La tenacia e la perseveranza sono sicuramente due delle caratteristiche attribuibili a Federico Venditti. Dopo lo scioglimento dei Witches of Doom, vecchia conoscenza di queste pagine, il chitarrista romano ha messo su gli Artificial Heaven, un nuovo quartetto dalle più marcate influenze goth di cui abbiamo intercettato il debut ‘Digital Dreams’ tempo fa su queste pagine. Quella che segue è una chiacchierata resa oltretutto piacevole da un’altra caratteristica del Nostro, l’elevata competenza in ambito musicale…

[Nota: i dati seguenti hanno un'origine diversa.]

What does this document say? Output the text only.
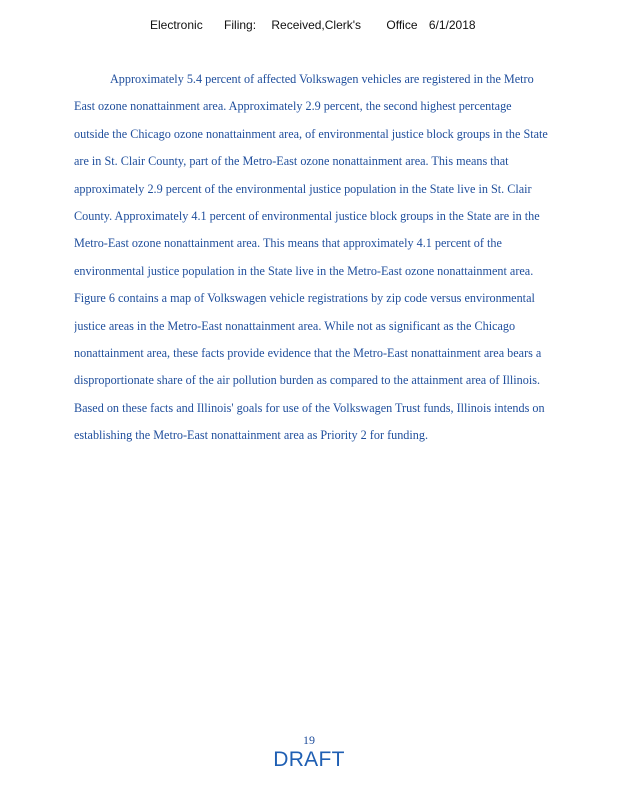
Electronic Filing: Received,Clerk's Office 6/1/2018
Approximately 5.4 percent of affected Volkswagen vehicles are registered in the Metro
East ozone nonattainment area. Approximately 2.9 percent, the second highest percentage
outside the Chicago ozone nonattainment area, of environmental justice block groups in the State
are in St. Clair County, part of the Metro-East ozone nonattainment area. This means that
approximately 2.9 percent of the environmental justice population in the State live in St. Clair
County. Approximately 4.1 percent of environmental justice block groups in the State are in the
Metro-East ozone nonattainment area. This means that approximately 4.1 percent of the
environmental justice population in the State live in the Metro-East ozone nonattainment area.
Figure 6 contains a map of Volkswagen vehicle registrations by zip code versus environmental
justice areas in the Metro-East nonattainment area. While not as significant as the Chicago
nonattainment area, these facts provide evidence that the Metro-East nonattainment area bears a
disproportionate share of the air pollution burden as compared to the attainment area of Illinois.
Based on these facts and Illinois' goals for use of the Volkswagen Trust funds, Illinois intends on
establishing the Metro-East nonattainment area as Priority 2 for funding.
19
DRAFT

Doverosamente riprendiamo da dove ci eravamo fermati. Cosa ha portato allo scioglimento dei Witches of Doom, il tuo progetto precedente? C’entra qualcosa il periodo pandemico in cui uscì il vostro terzo e ultimo disco?
“Il motivo per cui ho deciso di terminare l’esperienza con i Witches Of Doom è perché l’ex cantante è sparito per più di sei mesi, cercando di non prendere delle decisioni che avevamo concordato insieme, ma che lui non voleva comunicare a chi di dovere. Ho provato in tutti i modi di salvare la situazione, cercandolo al telefono, di persona, ma lui si è sempre negato per un confronto dirimente. Affermando che aveva problemi personali, cosa assolutamente esagerata e non vera, inoltre a me diceva che era d’accordo con la decisione presa e ad altri affermava il contrario. Comunque, ho provato ad invitarlo a trasferirsi a casa mia sine die finché non avesse risolto i suoi problemi, cercandogli anche appartamenti con affitti abbordabili. Non mi aspettavo un grazie perché lo facevo volentieri, ma nemmeno di essere additato come non empatico, o peggio ancora come presunto nemico via social. Insomma mi devi credere, ho provato in tutti i modi a tendergli una mano, ma come diciamo a Roma: se uno nasce tondo non muore quadrato. Nascondersi dietro mille bugie, non serve a risolvere nulla. Comunque gli auguro il meglio, alla fine è passato tanto tempo e spero che adesso sia felice con i suoi nuovi progetti e che sia più sereno a livello personale. Credo che avevamo raggiunto il massimo artisticamente e io non sono d’accordo con quei musicisti, o pseudo tali, che continuano a perseverare con progetti che non hanno più nessun membro originale o che suonano davanti al solito pubblico di amici. Una band non è come una trattoria, dove cambi personale e il nome del ristorante rimane lo stesso, non ho mai concepito l’arte in questo modo. Se un’esperienza artistica arriva a compimento, bisogna avere il coraggio di mettere un punto ed andare avanti. Si può anche smettere di suonare, non è obbligatorio. Dato che per quasi tutte la band italiane è solo un hobby. Tutto ha un inizio e una fine, gli anni passano e non si rimane giovani per sempre.”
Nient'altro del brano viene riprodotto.